On May 7, 2019, the IRS released proposed regulations ([REG-105476-18], Doc. 2019-17878) under Section 1446(f) (the Proposed Regulations), which generally subject a non-U.S. partner of a partnership that is engaged in the conduct of a U.S. trade or business to U.S. federal income tax withholding to the extent of any gain realized on the disposition of its partnership interest.  These withholding rules relate to legislation enacted as part of the Tax Cuts and Jobs Act of 2017 to overturn the Tax Court’s taxpayer-favorable decision in Grecian Magnesite Mining v. Commissioner, 149 T.C. No. 3 (2017).  The legislation provides that gain on the sale of a non-U.S. partner’s interest in a partnership will be treated as effectively connected to a U.S. trade or business (ECI) to the same extent as such partner’s distributive share of the gain or loss that would have been recognized had the partnership sold its underlying assets at fair market value.

Under Section 1446(f)(1), a transferee of a partnership interest must withhold tax equal to 10 percent of the amount realized on any disposition when such disposition results in ECI gain for the transferor (note that in the event the transferee fails to withhold, the partnership itself must deduct and withhold the tax and interest from distributions to the transferee).  The Proposed Regulations implement this withholding requirement while incorporating (with modifications) many aspects of the temporary withholding guidance provided by the IRS in Notice 2018-29, 2018-16 IRB 495 (the Notice).  The Proposed Regulations include six specific exceptions to this withholding requirement.  To eliminate the required withholding, the transferor (or the partnership itself in the case of the last exception below) must deliver one of the following certificates:

  1. A transferor’s certificate (i) of non-foreign status (which may now be satisfied by the delivery of a valid Form W-9); (ii) asserting that no gain was realized on the sale; (iii) subject to certain additional conditions, stating that the transferor has been a partner for at least three years and that its share of ECI for each of those years was less than 10% (reduced from 25% under the Notice) of its total distributive share and less than $1,000,000 in each such year; (iv) stating that the transfer is subject to a nonrecognition provision of the Code; or (v) asserting that it is exempt from tax by reason of the application of the benefits of an income tax treaty; or
  2. The partnership provides the transferee a certificate stating that upon a hypothetical sale of its assets, net ECI gain would be less than 10% (reduced from 25% under the Notice) of its total gain.

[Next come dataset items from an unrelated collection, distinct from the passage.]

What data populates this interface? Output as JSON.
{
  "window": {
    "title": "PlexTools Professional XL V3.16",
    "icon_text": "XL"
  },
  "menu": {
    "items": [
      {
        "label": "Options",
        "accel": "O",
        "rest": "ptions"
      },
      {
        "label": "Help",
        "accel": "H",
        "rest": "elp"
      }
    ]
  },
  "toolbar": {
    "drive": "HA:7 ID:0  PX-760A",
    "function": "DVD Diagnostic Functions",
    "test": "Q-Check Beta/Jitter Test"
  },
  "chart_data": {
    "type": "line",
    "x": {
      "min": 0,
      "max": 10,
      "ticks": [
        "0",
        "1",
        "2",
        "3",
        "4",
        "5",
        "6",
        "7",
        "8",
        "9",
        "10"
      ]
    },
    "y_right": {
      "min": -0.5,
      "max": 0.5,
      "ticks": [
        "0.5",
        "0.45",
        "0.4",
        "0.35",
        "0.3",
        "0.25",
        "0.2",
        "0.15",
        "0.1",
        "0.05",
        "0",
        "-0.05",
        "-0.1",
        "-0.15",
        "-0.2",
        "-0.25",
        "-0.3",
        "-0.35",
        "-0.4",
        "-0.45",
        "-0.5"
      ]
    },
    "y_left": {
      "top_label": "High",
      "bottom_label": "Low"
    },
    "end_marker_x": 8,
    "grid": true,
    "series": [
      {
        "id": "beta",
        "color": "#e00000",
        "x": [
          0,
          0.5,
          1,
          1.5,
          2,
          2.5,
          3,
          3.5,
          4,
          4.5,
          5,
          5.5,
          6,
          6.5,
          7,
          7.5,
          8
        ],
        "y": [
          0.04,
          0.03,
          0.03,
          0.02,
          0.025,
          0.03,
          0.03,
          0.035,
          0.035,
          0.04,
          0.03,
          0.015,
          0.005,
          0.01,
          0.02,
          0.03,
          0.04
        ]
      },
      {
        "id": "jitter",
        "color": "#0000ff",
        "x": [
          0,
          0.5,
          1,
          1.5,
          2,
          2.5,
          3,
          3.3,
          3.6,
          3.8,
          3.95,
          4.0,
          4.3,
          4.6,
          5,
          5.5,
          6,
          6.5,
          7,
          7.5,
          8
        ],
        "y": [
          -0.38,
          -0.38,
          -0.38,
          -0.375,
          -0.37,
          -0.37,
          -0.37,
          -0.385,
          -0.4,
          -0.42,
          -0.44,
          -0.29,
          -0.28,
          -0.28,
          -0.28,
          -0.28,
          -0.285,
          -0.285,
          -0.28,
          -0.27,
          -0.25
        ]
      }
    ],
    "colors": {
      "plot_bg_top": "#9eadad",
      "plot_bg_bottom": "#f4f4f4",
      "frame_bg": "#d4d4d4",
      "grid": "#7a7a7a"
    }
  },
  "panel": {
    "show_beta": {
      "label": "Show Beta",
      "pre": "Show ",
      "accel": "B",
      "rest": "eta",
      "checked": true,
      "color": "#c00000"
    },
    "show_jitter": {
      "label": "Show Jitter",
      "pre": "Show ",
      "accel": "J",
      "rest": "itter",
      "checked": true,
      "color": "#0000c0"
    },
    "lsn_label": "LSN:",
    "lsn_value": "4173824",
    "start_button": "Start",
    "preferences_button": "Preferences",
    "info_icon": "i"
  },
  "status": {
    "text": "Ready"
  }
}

With the Proposed Regulations, the IRS sought to clarify and ease the administrative burdens of implementing the withholding requirements under Section 1446(f), yet it remains easy to imagine scenarios where the enumerated exemptions fall short of providing comfort or clarity to a non-U.S. partner, its transferee or the partnership itself.  For example, where a non-U.S. partner not resident in a treaty jurisdiction disposes of its partnership interest in a gain recognition transaction, only two of the six exemptions from withholding are potentially available.  This could be a common situation facing private investment funds with non-U.S. partners and could become especially burdensome in the context of significant secondary transfers or transactions involving private investment funds.

In such circumstances, either a non-U.S. partner transferor would be required to deliver the certificate concerning its share of the partnership’s ECI over the preceding three year period (which necessarily depends on the partner having been a partner for at least that duration) or the partnership could deliver a certificate regarding its hypothetical net ECI gain—something a private investment fund that was formed before these rules were promulgated may not be inclined to do. 

The Proposed Regulations do not officially apply until they are finally adopted by the Treasury, therefore, until such time, taxpayers may choose to either apply the Proposed Regulations now or continue to rely on the prior guidance under the Notice (which, for purposes of some of the exceptions above, is more generous than the Proposed Regulations).